Limitation of this method is, defined in terms of cell density, sufficient limiting nutrient must remain to support 10 % of the population through one further cycle.
The election must be carried out before the original culture attains a population one generation before the stationary phase of growth.

Applications

Physical Methods For Obtaining Synchronous Culture

According to the organism employed methods used for synchronous culture techniques purpose differ. A rhythmic growth is achieved in an early phase of growth resulting from inoculation of aged cells of Protozoa into a fresh medium. The same characteristic is shown in case of bacteria and for yeast. Cycling temperature in the culture has also resulted in the synchronous growth of bacteria and of Protozoa. Also, synchronization of cell division is induced by proper regulation of the growth medium using wild-type and a deficient Escherichia coli strain B. The achievement of synchronous growth is obtained by intermittent illumination in case of an autotrophic alga, Chlorella.

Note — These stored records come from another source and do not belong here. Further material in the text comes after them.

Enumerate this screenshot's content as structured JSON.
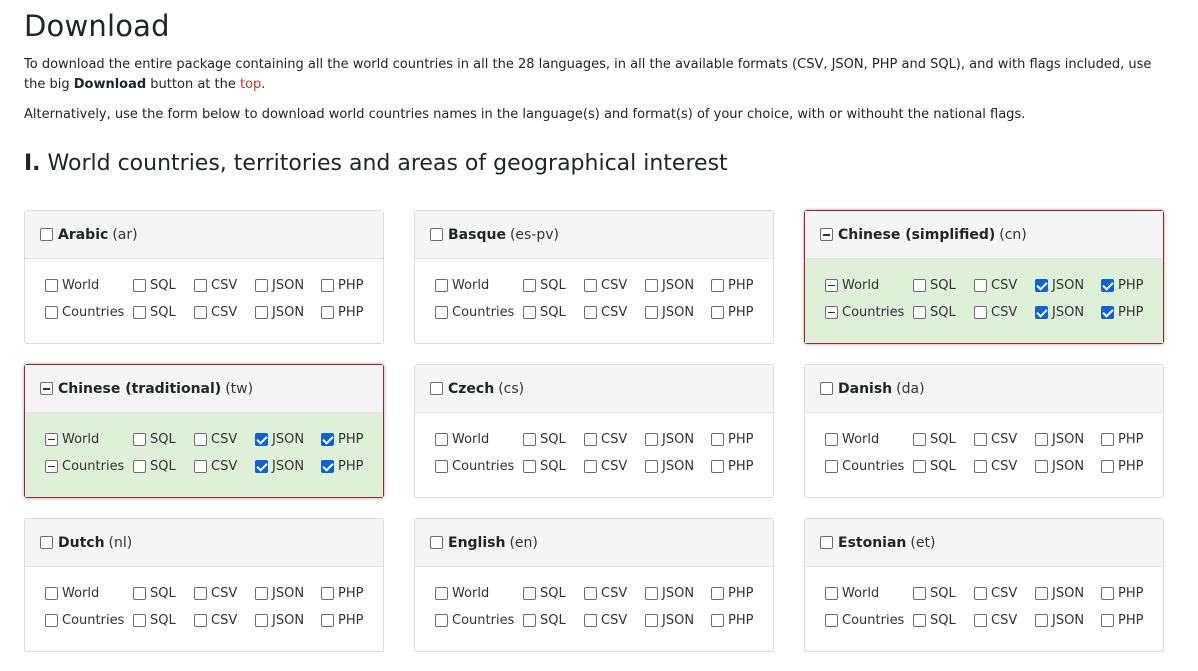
{
  "title": "Download",
  "intro": {
    "p1_before": "To download the entire package containing all the world countries in all the 28 languages, in all the available formats (CSV, JSON, PHP and SQL), and with flags included, use the big ",
    "p1_bold": "Download",
    "p1_middle": " button at the ",
    "p1_link": "top",
    "p1_after": ".",
    "p2": "Alternatively, use the form below to download world countries names in the language(s) and format(s) of your choice, with or withouht the national flags."
  },
  "section": {
    "number": "I.",
    "title": "World countries, territories and areas of geographical interest"
  },
  "row_labels": {
    "world": "World",
    "countries": "Countries"
  },
  "formats": [
    "SQL",
    "CSV",
    "JSON",
    "PHP"
  ],
  "colors": {
    "selected_bg": "#dff0d8",
    "selected_border": "#8b2b2b",
    "check_blue": "#0b63d6",
    "link": "#c0392b"
  },
  "languages": [
    {
      "name": "Arabic",
      "code": "(ar)",
      "state": "unchecked",
      "world": {
        "state": "unchecked",
        "formats": [
          false,
          false,
          false,
          false
        ]
      },
      "countries": {
        "state": "unchecked",
        "formats": [
          false,
          false,
          false,
          false
        ]
      }
    },
    {
      "name": "Basque",
      "code": "(es-pv)",
      "state": "unchecked",
      "world": {
        "state": "unchecked",
        "formats": [
          false,
          false,
          false,
          false
        ]
      },
      "countries": {
        "state": "unchecked",
        "formats": [
          false,
          false,
          false,
          false
        ]
      }
    },
    {
      "name": "Chinese (simplified)",
      "code": "(cn)",
      "state": "indeterminate",
      "world": {
        "state": "indeterminate",
        "formats": [
          false,
          false,
          true,
          true
        ]
      },
      "countries": {
        "state": "indeterminate",
        "formats": [
          false,
          false,
          true,
          true
        ]
      }
    },
    {
      "name": "Chinese (traditional)",
      "code": "(tw)",
      "state": "indeterminate",
      "world": {
        "state": "indeterminate",
        "formats": [
          false,
          false,
          true,
          true
        ]
      },
      "countries": {
        "state": "indeterminate",
        "formats": [
          false,
          false,
          true,
          true
        ]
      }
    },
    {
      "name": "Czech",
      "code": "(cs)",
      "state": "unchecked",
      "world": {
        "state": "unchecked",
        "formats": [
          false,
          false,
          false,
          false
        ]
      },
      "countries": {
        "state": "unchecked",
        "formats": [
          false,
          false,
          false,
          false
        ]
      }
    },
    {
      "name": "Danish",
      "code": "(da)",
      "state": "unchecked",
      "world": {
        "state": "unchecked",
        "formats": [
          false,
          false,
          false,
          false
        ]
      },
      "countries": {
        "state": "unchecked",
        "formats": [
          false,
          false,
          false,
          false
        ]
      }
    },
    {
      "name": "Dutch",
      "code": "(nl)",
      "state": "unchecked",
      "world": {
        "state": "unchecked",
        "formats": [
          false,
          false,
          false,
          false
        ]
      },
      "countries": {
        "state": "unchecked",
        "formats": [
          false,
          false,
          false,
          false
        ]
      }
    },
    {
      "name": "English",
      "code": "(en)",
      "state": "unchecked",
      "world": {
        "state": "unchecked",
        "formats": [
          false,
          false,
          false,
          false
        ]
      },
      "countries": {
        "state": "unchecked",
        "formats": [
          false,
          false,
          false,
          false
        ]
      }
    },
    {
      "name": "Estonian",
      "code": "(et)",
      "state": "unchecked",
      "world": {
        "state": "unchecked",
        "formats": [
          false,
          false,
          false,
          false
        ]
      },
      "countries": {
        "state": "unchecked",
        "formats": [
          false,
          false,
          false,
          false
        ]
      }
    }
  ]
}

The above-mentioned methods are based on the physiological conditioning of the microbial cells, This can lead to the possibility of synchronous cells obtained may have some abnormality in their physiological pattern. Fractional sedimentation and fractional filtration were tested for the separation of larger (mature) and smaller (immature) cells present in a logarithmic phase culture of E. coli are the methods tested to counter the physiological abnormalities formation. Methodology and inference of this procedure is discussed in this application part.

Materials & Methods

E.coli strain B was cultured in a medium containing NH4Cl, 1 g; Na2HPO4 12H20, 18 g; KH2PO4, 1 g; MgSO4.H20, 0.2 g; glucose, 1 g; and 0.01 g of “tween 80” in 1 L of distilled water adjusted to pH 7.4. Cells grown in this medium were inoculated into a fresh medium and when the number reached 108 cells per ml at 37 C, the culture was centrifuged at 4,000 rpm for 12 min. The sedimented cells were used for the experiments to be described. Viable counts were carried out by the capillary tube method. The standard error of this method was 11 per cent under the present experimental conditions.